While bottle-feeding the baby, position the baby so that the head is slightly forward, and the bottle comes from in front, not above.
Feeding Position for an Older Child with Cerebral Palsy
The child must be upright either on a feeding chair or an adapted wheelchair that has a feeding table. The Rifton Hi-Lo Activity Chair (image below) helps to stabilize the feet, hips, chest and head areas. Once stabilized, the child can focus on feeding. In addition the chair also encourages symmetry and eye contact during feeding.
Even without a feeding chair, various adaptations can be made as seen in the next photo. The most is important is that the child is upright and the points of control are stabilized.
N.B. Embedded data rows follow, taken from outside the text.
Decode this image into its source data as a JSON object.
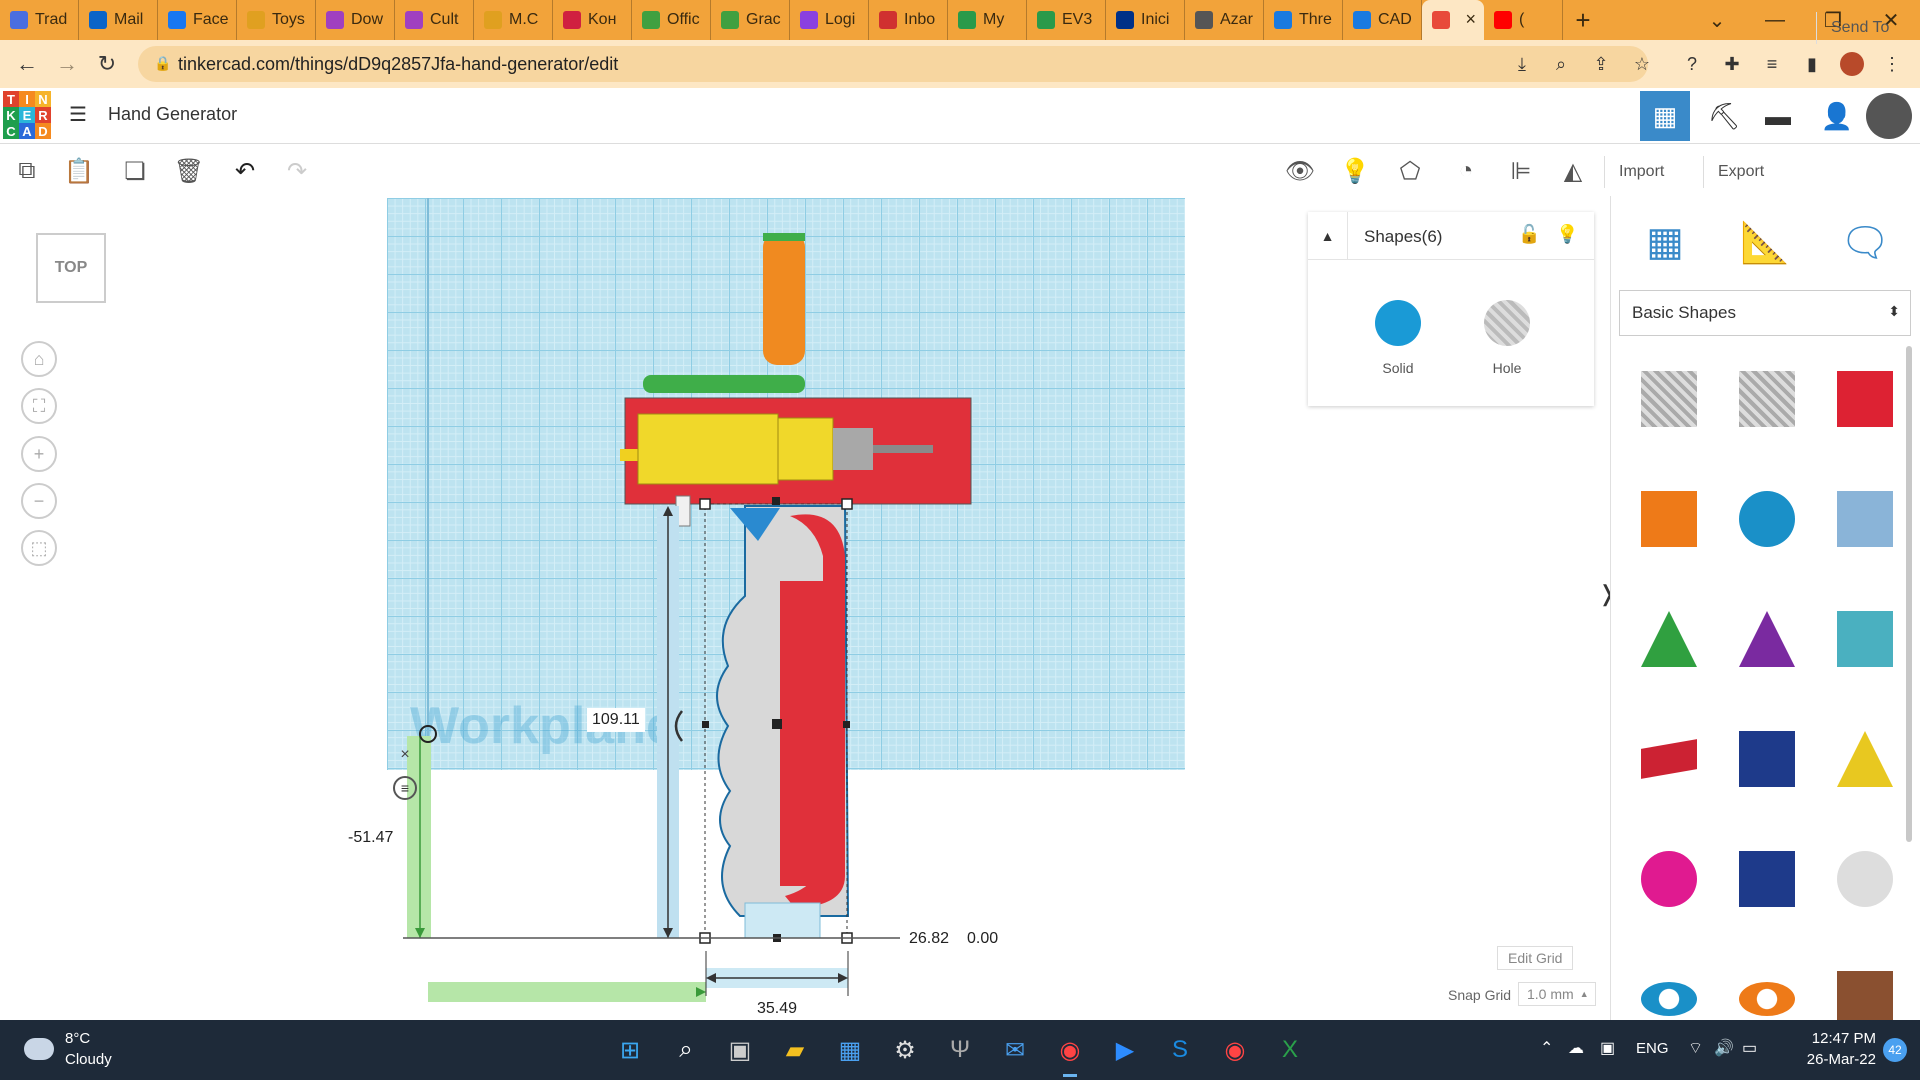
{
  "browser": {
    "tabs": [
      {
        "label": "Trad",
        "icon": "globe-icon",
        "color": "#4a6ee0"
      },
      {
        "label": "Mail",
        "icon": "outlook-icon",
        "color": "#0a64c8"
      },
      {
        "label": "Face",
        "icon": "facebook-icon",
        "color": "#1877f2"
      },
      {
        "label": "Toys",
        "icon": "toy-icon",
        "color": "#e0a020"
      },
      {
        "label": "Dow",
        "icon": "link-icon",
        "color": "#a040c0"
      },
      {
        "label": "Cult",
        "icon": "link-icon",
        "color": "#a040c0"
      },
      {
        "label": "M.C",
        "icon": "toy-icon",
        "color": "#e0a020"
      },
      {
        "label": "Kон",
        "icon": "bookmark-icon",
        "color": "#d02040"
      },
      {
        "label": "Offic",
        "icon": "office-icon",
        "color": "#40a040"
      },
      {
        "label": "Grac",
        "icon": "office-icon",
        "color": "#40a040"
      },
      {
        "label": "Logi",
        "icon": "login-icon",
        "color": "#8a40e0"
      },
      {
        "label": "Inbo",
        "icon": "gmail-icon",
        "color": "#d03030"
      },
      {
        "label": "My",
        "icon": "drive-icon",
        "color": "#2a9a4a"
      },
      {
        "label": "EV3",
        "icon": "drive-icon",
        "color": "#2a9a4a"
      },
      {
        "label": "Inici",
        "icon": "paypal-icon",
        "color": "#003087"
      },
      {
        "label": "Azar",
        "icon": "wikipedia-icon",
        "color": "#555555"
      },
      {
        "label": "Thre",
        "icon": "threads-icon",
        "color": "#1a7ae0"
      },
      {
        "label": "CAD",
        "icon": "cad-icon",
        "color": "#1a7ae0"
      },
      {
        "label": "",
        "icon": "tinkercad-icon",
        "color": "#e84a3a",
        "active": true
      },
      {
        "label": "(",
        "icon": "youtube-icon",
        "color": "#ff0000"
      }
    ],
    "url": "tinkercad.com/things/dD9q2857Jfa-hand-generator/edit"
  },
  "app": {
    "logo_letters": [
      "T",
      "I",
      "N",
      "K",
      "E",
      "R",
      "C",
      "A",
      "D"
    ],
    "logo_colors": [
      "#e0422d",
      "#f58a1f",
      "#f6b42a",
      "#1f9e4d",
      "#2ab6d9",
      "#e0422d",
      "#1f9e4d",
      "#2a6ad9",
      "#f58a1f"
    ],
    "title": "Hand Generator"
  },
  "toolbar": {
    "import_label": "Import",
    "export_label": "Export",
    "sendto_label": "Send To"
  },
  "viewport": {
    "viewcube_label": "TOP",
    "workplane_text": "Workplane",
    "dim_height": "109.11",
    "dim_y": "-51.47",
    "dim_x": "26.82",
    "dim_z": "0.00",
    "dim_width": "35.49",
    "edit_grid_label": "Edit Grid",
    "snap_grid_label": "Snap Grid",
    "snap_grid_value": "1.0 mm"
  },
  "shapes_panel": {
    "title": "Shapes(6)",
    "solid_label": "Solid",
    "hole_label": "Hole",
    "solid_color": "#1a9ad6"
  },
  "library": {
    "category": "Basic Shapes",
    "shapes": [
      "box-hole-icon",
      "cylinder-hole-icon",
      "box-icon",
      "cylinder-icon",
      "sphere-icon",
      "scribble-icon",
      "roof-icon",
      "cone-icon",
      "round-roof-icon",
      "text-icon",
      "wedge-icon",
      "pyramid-icon",
      "half-sphere-icon",
      "polygon-icon",
      "paraboloid-icon",
      "torus-icon",
      "tube-icon",
      "heart-icon"
    ]
  },
  "taskbar": {
    "weather_temp": "8°C",
    "weather_desc": "Cloudy",
    "language": "ENG",
    "time": "12:47 PM",
    "date": "26-Mar-22",
    "notifications": "42"
  }
}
2. Use Adapted Feeding Utensils
A child with Cerebral Palsy requires adapted feeding equipment to enable them to feed with ease and also promote self-feeding. Self-feeding is a very important skill which should be encouraged. Let the child touch and see food, this enables the child to get used to how the food feels. Make it a habit to eat together with the child for them to see how to feed, then, let them experiment on their own.
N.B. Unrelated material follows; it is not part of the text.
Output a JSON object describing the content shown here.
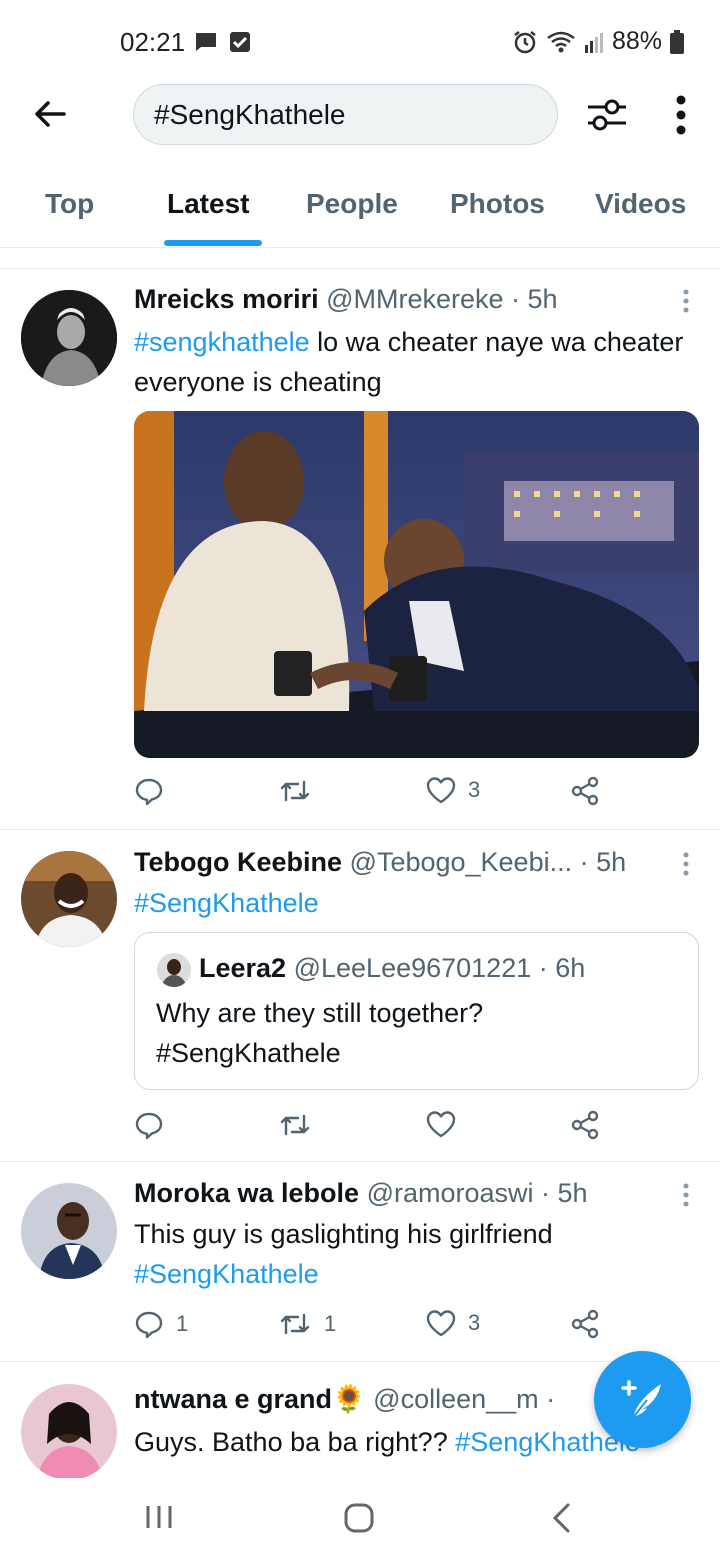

For example, using an adapted cup or a cut-out cup will enable the child to drink and they will not have to tilt their head back.
3. Change the Food and Liquid Consistency
When feeding a child with Cerebral Palsy, it is recommended to change in the consistency of foods (textures, temperature, fluidity, and tastes). Benefits of changing food consistency include:
- Ensures that swallowing is safe and that the food/liquid does not enter the airway in case of delayed swallowing
- Enhances sensory stimulation; different textures and temperatures of food may stimulate oral movement and trigger the swallowing.
Gradually increase the density/thickness of the food and later on the ‘lumpiness’ of the food. However, ensure the feeding is safe and that the child is not choking or coughing.
4. Encourage chewing
While feeding, place the food on the side of the child’s mouth, between the teeth, to encourage chewing and side to side tongue movement. Initially use softer foods, such as bananas, well-cooked vegetables or fruits, macaroni and bread. Place foods on the weaker side.
Some children might have great difficulties feeding and chewing even with the above recommendations; if this happens, consult with a specialized Medical practitioner, Speech and language therapist, and an occupational therapist to further assist.